Perché abbiamo così paura degli squali
Richiudiamo la versione italiana del romanzo nel bel mezzo del capitolo quarto e ritorniamo dai famigerati eventi, favolisticamente ambientati nei pressi di Long Island, ai giorni nostri. La cronaca ci sbatte, letteralmente in faccia, ben altri casi di predatori. Non vi sentite lacerare le carni a sentire di essere stati derubati, simbolicamente se lo pensiamo rivolto a noi, materialmente se ci riferiamo a noi come società civile, delle tre tavole quattrocentesche di Antonello da Messina, fino al 15 agosto scorso custodite presso il «Museo Regionale Interdisciplinare di Messina»?
Quanto accaduto di recente al MuMe è solo la punta di un iceberg di una società, ogni giorno più polarizzata in ricchi e poveri, prede e predatori, vincitori e vinti. Non esiste più alcuna forma di cristiana compassione, alla base del civile rispetto per i beni della collettività. Possiamo riporre il gradevolissimo romanzo di Benchley sul tavolino: gli squali sono tra noi, ben più pericolosi di quelli che “agitano” le acque dei mari! «Lo squalo avanzava ancora. Era quasi a un metro…»: non abbiamo resistito alla tentazione di proseguire nella lettura. Ammettiamo solo di essere un po’ confusi.
Perché abbiamo così paura degli squali
In questa girandola estiva, nella quale nessuno esita ad trasformarsi in un predatore, ai danni degli altri, faremmo meglio a mettere ordine nella realtà turbolenta di ogni giorno, prima di lanciare allarmi su quanti, nei mari, proseguono a dare concreto svolgimento a quanto sentivamo cantare in un celebre cartone animato della Disney, laddove si ripercorreva, a ritmo di musica e immagini, «il cerchio della vita». Gli squali più pericolosi sono tra noi esseri umani. Faremmo bene a non dimenticarlo, tutte le volte che costruiamo mostri di fantasia, così rassicuranti perché dotati di pinne e di denti acuminati.
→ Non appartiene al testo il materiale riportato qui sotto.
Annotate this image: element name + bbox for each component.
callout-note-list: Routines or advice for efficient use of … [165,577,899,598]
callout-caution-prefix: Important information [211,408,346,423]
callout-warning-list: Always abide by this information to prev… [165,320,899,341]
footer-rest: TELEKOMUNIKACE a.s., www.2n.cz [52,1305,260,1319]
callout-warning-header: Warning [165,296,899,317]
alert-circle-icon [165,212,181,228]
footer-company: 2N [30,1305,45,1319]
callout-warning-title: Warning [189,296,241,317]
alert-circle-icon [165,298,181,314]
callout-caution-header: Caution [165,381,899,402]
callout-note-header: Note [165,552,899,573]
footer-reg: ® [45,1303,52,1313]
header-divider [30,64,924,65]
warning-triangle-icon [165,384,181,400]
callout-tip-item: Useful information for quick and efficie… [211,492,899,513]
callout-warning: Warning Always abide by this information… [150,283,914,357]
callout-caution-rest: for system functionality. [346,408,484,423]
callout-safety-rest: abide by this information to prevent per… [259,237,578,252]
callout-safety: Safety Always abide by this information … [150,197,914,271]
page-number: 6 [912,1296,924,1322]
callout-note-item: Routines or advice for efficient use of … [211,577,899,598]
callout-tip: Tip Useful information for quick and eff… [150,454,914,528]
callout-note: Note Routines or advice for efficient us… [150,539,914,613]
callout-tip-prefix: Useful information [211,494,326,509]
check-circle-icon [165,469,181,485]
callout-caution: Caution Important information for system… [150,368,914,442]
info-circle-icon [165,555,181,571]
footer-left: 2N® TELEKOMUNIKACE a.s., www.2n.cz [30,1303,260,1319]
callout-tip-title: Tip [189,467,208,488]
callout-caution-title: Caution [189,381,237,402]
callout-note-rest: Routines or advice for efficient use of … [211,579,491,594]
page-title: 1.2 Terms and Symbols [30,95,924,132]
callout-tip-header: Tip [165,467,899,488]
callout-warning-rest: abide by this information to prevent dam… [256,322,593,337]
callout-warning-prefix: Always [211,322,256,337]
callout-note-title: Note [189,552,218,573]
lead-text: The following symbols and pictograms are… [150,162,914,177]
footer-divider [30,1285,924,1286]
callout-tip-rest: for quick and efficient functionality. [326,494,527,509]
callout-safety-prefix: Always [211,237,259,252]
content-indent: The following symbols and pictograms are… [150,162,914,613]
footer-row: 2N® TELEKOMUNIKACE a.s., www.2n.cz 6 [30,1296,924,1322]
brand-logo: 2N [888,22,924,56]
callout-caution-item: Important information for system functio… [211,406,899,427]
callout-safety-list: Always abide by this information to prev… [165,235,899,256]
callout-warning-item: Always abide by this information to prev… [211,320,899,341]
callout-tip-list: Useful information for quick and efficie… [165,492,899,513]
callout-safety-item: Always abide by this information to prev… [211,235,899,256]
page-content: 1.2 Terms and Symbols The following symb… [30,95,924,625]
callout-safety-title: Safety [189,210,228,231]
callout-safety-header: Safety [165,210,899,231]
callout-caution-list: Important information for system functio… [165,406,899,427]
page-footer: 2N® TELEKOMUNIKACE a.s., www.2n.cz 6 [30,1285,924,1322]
(Immagine posta a corredo del presente articolo, scelta dal prof. Leonardi a beneficio dei lettori. Non passa estate senza registrare l’ennesimo (talora rimante con centesimo) passaggio in TV del film «Lo squalo», celebre pellicola diretta da Steven Spielberg nel 1975. Nel “segreto del confessionale”, noi chiederemmo, a quanti si immergono nelle acque di qualsivoglia tratto marittimo, quanti immaginano di trovarsi, nelle acque, con uno squalo nelle vicinanze. Mentre correte terrorizzati a riva, desidereremmo farvi un “dispetto”: quello di farvi trovare, sulla sedia a sdraio, riconvertita in porto sicuro, una copia del romanzo di Peter Benchley, «Lo squalo», dal quale è stato tratto il celebre film. Potremmo certo essere dispettosi, non saremmo mai così folli da andare in bancarotta! Solo per questa volta, accontentatevi della copertina, attinente all’ultima edizione di un romanzo da oltre 20 milioni di copie vendute: Peter Benchley, Lo squalo, edizione 50° anniversario, Salani Editore, Milano 2025, pp. 394, Euro 16,90. Da esperiti conoscitori della natura umana, quale la vita concreta ci porta, ogni giorno, a dover essere, osserviamo, laconicamente, che il più pericoloso tra gli squali, al netto dei denti acuminati e della mole, non può che essere sempre il medesimo predatore: l’uomo.)